July 25, 2014 at 2:02 a.m.

Stroll recalls fond times

Line Drives

I had the opportunity to go to a few places I had never been to before while on vacation last week.
I went to Milwaukee, Madison, Wis., and Chicago.??
But it was one familiar place that I enjoyed the most.
Friday evening, while returning home from seeing a friend at his new house, I stopped by the Little League fields where I spent my summers as a young boy.
For nearly a half hour, I strolled the grounds of North Saginaw Township Little League, a complex just a stone’s throw away from the house where I grew up.
I parked between the Major and Senior fields, and walked the 80 yards or so over to the T-Ball field — the place where it all began.
The diamond — much smaller now than what it seemed like when I last played on it more than two decades ago — brought back fond memories of my first years playing ball.
I was one of the smallest players during a season in which my Sharks lost only three games, all to the Yellow Jackets. One of those was the championship.
After two years on the field, I moved up a league to Bantam, a league that used a pitching machine.
I don’t remember those years very well.
As a 10-year-old, I was drafted onto a team in Major, allowing me to completely skip Minor. I remember getting the call from the late Mike Hare one spring evening. I was ecstatic.
Little did I know what I would be going up against.
Boy was it a shock.
There I was, a 4-foot, 10-inch, soon-to-be fifth grader, facing off against 12-year-olds who were more than a foot taller than me.
Greg Witkowski, for example, was easily 6 feet tall.
I remember stepping into the batter’s box against him and standing as far away from him and the plate as I could.
It was the first time I legitimately feared for my life.
Those three years in Major though, were some of the best years of my Little League career.
That first season, my team made it to the championship game, but lost.
Later in the summer, I was on the 10-and-younger all-star team that won a district title. We were on our way to a berth in the state tournament too, but a team from the Detroit area rallied to score seven runs in the sixth inning to beat us 7-6 in the regional final.

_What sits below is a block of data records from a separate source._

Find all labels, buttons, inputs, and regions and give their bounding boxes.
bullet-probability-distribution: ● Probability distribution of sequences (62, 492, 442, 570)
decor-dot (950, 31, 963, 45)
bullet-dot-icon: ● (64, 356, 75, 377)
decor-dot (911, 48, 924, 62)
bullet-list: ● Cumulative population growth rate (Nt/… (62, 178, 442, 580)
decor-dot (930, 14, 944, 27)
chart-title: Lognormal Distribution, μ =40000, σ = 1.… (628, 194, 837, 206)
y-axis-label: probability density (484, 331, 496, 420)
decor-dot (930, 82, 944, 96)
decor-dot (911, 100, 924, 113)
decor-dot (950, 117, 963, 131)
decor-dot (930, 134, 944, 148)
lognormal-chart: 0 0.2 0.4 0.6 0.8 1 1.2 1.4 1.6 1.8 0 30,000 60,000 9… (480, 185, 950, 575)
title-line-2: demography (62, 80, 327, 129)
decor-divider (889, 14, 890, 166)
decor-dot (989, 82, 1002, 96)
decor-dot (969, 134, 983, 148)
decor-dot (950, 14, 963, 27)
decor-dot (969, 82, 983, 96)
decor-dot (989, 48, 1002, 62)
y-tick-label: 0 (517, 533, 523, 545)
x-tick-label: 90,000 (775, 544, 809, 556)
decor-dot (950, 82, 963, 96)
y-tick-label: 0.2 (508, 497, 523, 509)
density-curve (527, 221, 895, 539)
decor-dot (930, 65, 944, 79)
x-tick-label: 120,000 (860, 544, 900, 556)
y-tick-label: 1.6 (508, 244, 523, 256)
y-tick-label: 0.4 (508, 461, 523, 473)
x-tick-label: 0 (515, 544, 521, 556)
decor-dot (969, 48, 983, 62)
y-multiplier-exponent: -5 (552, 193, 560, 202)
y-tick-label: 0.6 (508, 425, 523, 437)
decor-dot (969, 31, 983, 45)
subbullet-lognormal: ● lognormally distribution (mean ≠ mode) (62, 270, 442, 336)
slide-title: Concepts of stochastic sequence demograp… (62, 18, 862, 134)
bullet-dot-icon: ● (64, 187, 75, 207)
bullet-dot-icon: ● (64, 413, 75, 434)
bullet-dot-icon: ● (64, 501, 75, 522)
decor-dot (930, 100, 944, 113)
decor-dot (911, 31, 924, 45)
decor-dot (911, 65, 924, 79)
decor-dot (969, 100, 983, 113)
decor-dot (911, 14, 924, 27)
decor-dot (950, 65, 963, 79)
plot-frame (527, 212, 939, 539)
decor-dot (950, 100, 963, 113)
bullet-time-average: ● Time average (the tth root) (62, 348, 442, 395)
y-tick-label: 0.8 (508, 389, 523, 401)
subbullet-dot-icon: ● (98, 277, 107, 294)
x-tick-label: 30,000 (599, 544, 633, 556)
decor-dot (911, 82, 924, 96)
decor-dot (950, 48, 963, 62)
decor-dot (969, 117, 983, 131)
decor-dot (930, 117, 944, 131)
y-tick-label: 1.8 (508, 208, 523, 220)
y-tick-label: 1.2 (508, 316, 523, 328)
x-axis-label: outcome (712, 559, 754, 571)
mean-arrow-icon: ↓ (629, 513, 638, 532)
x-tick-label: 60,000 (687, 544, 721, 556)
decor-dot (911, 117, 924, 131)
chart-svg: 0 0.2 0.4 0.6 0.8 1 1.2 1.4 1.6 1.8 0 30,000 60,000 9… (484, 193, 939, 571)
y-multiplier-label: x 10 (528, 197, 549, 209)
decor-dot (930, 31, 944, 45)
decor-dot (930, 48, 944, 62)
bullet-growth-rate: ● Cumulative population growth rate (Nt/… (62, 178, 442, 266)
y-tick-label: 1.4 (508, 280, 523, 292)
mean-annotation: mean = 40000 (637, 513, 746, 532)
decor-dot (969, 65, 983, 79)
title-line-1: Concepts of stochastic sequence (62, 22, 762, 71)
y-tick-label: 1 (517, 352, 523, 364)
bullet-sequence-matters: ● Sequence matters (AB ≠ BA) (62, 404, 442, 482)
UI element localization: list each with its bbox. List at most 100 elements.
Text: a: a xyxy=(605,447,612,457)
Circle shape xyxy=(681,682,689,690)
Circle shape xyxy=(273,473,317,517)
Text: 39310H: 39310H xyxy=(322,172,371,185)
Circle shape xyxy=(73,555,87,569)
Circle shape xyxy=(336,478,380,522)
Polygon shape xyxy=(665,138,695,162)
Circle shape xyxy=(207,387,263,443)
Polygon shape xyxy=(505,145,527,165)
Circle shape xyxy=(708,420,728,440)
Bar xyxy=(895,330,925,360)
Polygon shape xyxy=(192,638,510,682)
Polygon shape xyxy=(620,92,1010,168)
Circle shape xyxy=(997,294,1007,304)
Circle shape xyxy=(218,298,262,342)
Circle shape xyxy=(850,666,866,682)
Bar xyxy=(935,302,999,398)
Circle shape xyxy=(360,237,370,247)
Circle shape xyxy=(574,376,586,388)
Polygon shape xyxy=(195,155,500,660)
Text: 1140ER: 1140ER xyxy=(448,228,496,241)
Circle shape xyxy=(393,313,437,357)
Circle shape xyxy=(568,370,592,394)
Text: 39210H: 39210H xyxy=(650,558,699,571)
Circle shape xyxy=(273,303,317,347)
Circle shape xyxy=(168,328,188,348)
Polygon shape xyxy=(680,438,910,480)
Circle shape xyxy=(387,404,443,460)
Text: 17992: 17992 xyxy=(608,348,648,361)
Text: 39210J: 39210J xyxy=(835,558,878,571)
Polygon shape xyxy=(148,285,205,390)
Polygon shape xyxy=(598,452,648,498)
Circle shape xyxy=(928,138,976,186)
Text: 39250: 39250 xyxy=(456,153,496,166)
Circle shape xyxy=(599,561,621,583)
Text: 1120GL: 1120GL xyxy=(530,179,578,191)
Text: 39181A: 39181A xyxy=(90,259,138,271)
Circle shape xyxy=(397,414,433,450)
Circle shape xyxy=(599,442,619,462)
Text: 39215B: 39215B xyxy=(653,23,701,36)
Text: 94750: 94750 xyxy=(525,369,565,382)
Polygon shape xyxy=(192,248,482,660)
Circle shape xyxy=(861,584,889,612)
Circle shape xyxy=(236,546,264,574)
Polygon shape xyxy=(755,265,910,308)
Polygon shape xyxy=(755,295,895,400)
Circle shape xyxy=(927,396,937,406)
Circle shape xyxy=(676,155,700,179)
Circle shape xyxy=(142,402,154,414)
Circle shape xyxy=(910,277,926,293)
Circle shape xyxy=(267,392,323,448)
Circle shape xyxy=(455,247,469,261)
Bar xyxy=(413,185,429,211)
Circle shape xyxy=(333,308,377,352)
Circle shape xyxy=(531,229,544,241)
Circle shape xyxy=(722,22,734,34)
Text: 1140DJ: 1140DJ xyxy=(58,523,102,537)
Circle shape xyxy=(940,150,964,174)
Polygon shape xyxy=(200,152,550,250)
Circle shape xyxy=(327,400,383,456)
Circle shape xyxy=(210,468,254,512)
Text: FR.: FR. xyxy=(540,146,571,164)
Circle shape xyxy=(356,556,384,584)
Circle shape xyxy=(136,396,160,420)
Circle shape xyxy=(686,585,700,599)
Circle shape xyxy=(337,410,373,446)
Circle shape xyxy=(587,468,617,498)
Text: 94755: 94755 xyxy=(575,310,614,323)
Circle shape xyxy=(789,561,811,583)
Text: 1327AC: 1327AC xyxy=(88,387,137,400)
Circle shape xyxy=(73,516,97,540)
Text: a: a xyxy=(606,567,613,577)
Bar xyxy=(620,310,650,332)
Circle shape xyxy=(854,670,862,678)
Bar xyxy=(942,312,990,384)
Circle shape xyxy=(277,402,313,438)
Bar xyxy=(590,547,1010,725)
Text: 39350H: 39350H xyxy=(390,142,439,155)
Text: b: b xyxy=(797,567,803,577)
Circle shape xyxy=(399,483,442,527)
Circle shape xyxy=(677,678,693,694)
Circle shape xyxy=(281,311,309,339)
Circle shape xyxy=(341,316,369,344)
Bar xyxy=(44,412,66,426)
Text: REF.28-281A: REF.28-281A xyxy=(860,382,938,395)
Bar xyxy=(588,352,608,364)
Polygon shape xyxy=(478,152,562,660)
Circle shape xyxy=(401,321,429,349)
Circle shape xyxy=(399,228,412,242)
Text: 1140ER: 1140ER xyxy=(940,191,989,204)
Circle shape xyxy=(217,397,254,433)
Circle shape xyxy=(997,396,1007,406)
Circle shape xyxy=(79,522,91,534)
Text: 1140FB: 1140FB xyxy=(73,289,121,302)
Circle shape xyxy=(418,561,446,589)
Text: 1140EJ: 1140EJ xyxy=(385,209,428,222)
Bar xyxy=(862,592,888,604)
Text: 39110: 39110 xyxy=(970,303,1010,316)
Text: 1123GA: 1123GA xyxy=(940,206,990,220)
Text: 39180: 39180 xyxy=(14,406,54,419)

The next year my team didn’t do so well in the regular season, but we bounced back to win the title my final year in the league.
It was in that league I fell in love with playing catcher and learned how to chew sunflower seeds.
In Senior B (13-14-year-olds), my teams weren’t very good.
Senior A (15-and-older) however, was one of the most memorable years of my time in Little League.
I was playing for Jim Green, a coach I had known almost my entire life. And our team was stacked.
We had two pitchers who wear nearly untouchable. One of them threw heat and the other relied on junk, including an above-average curveball for someone that age.
It made my job behind the plate easy.
When opposing players managed to reach base, however, they rarely ran on me. It took me throwing out one particular player twice in the same game for the other coach to realize not to try to swipe any bases on me.
That season, too, included a walk-off two-run single by yours truly to win the championship.
It also had one of the most head-scratching situations I have ever, and will ever, encounter.
While both teams were warming up, the umpire called over the starting catchers for both teams and asked if we were wearing athletic supporters.
I never wore one.
The catcher for the other team wasn’t wearing one either.
The umpire didn’t let us play the game.
“You boys are not wearing the right protective equipment,” he said.
They were suggested, not required, so it was odd to us he called the game. I now understand his viewpoint, but at the time we were astonished.
I don’t get to spend much time in my hometown these days, but when I do, I try to go to places that were key parts of my childhood.
I’ll drive through my old neighborhood or past the schools I attended. I’ll cruise around places my friends and I used to go when our parents thought we were somewhere else.
Doing so helps me reminisce about the “good old days.”
It reminds me of the time of my life I wish to never forget.